Glen E. Foster, School of Health and Exercise Science, The University of British Columbia – Okanagan

Dr. Foster completed his education at the University of British Columbia and University of Calgary. He is currently an Associate Professor in the School of Health and Exercise Sciences at the University of British Columbia’s Okanagan campus. In addition to undergraduate teaching and mentoring graduate students, Dr. Foster serves on the editorial board for several scientific journals in the area of exercise and environmental physiology.

Michael S. Koehle, School of Kinesiology, The University of British Columbia – Vancouver and Division of Sports Medicine, The University of British Columbia – Vancouver

Michael Koehle MD PhD, is the  Director of Sport & Exercise Medicine at the University of British Columbia.  He is a Professor in the both the School of Kinesiology and the Faculty of Medicine at UBC.  His research focusses on the interaction between the human body and its environment, specifically how the body is affected by environmental stresses such as high altitude, heat, and air pollution.  He practices Sport and Exercise Medicine at the UBC Sport & Exercise Medicine Centre and as a Physician for Athletics Canada..  His research program combines exercise and environmental physiology ranging from basic mechanistic research to clinical field studies in remote environments and applied research for high-performance sport.

Anne Lasinsky, School of Kinesiology, The University of British Columbia – Vancouver

Dr.

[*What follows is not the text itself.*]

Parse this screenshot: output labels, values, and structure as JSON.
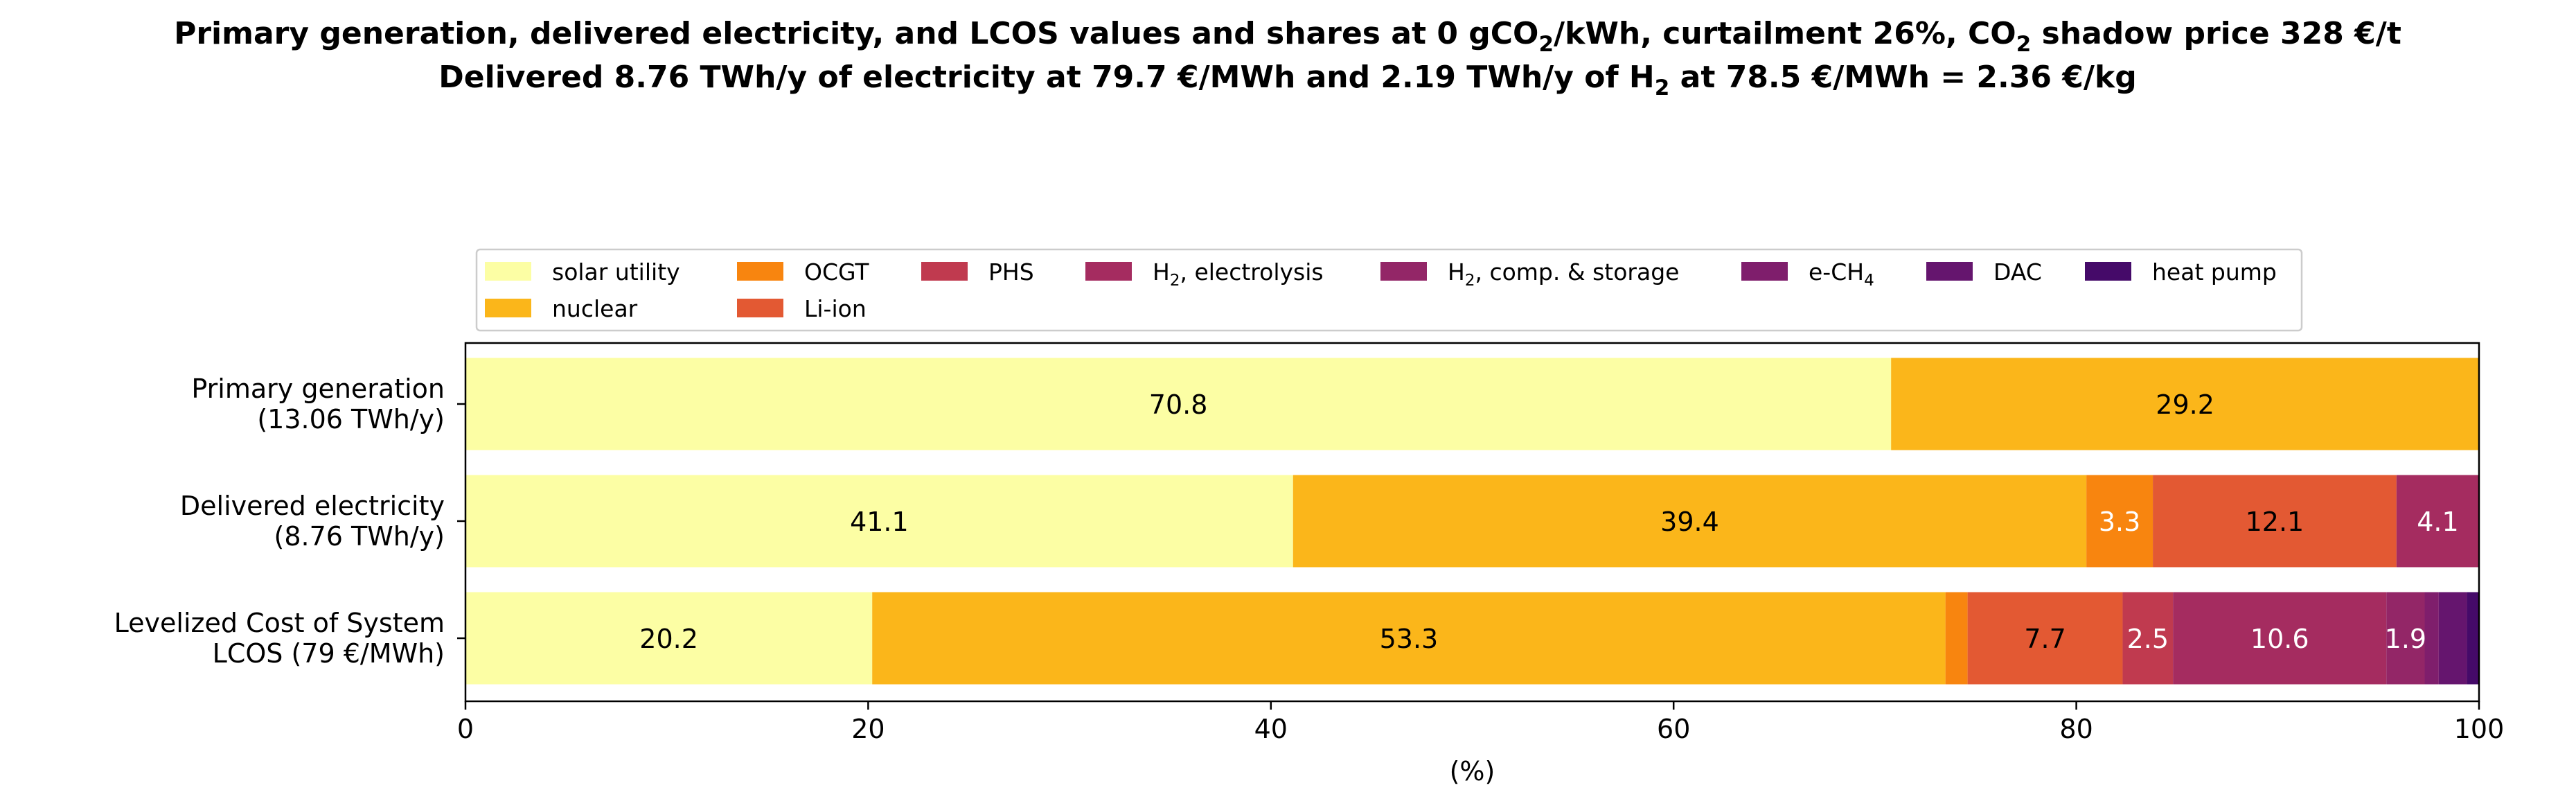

Anne Lasinsky has received degrees from the Universities of Pittsburgh, Connecticut, and Pennsylvania followed by doctoral and postdoctoral training at the University of British Columbia (UBC) in Vancouver. She currently teaches courses and conducts research in the UBC School of Kinesiology.

A. William Sheel, School of Kinesiology, The University of British Columbia – Vancouver

Dr. Sheel (Bill) completed his education at Canadian institutions (University of New Brunswick, University of British Columbia) followed by postdoctoral training at the University of Wisconsin-Madison. He is currently a Professor in the School of Kinesiology and Adjunct Professor in the Faculty of Medicine at UBC. In addition to teaching undergraduate courses and supervising graduate students, he performs several editorial duties for scientific journals and is a Past Chair for the Canadian Society for Exercise Physiology (CSEP).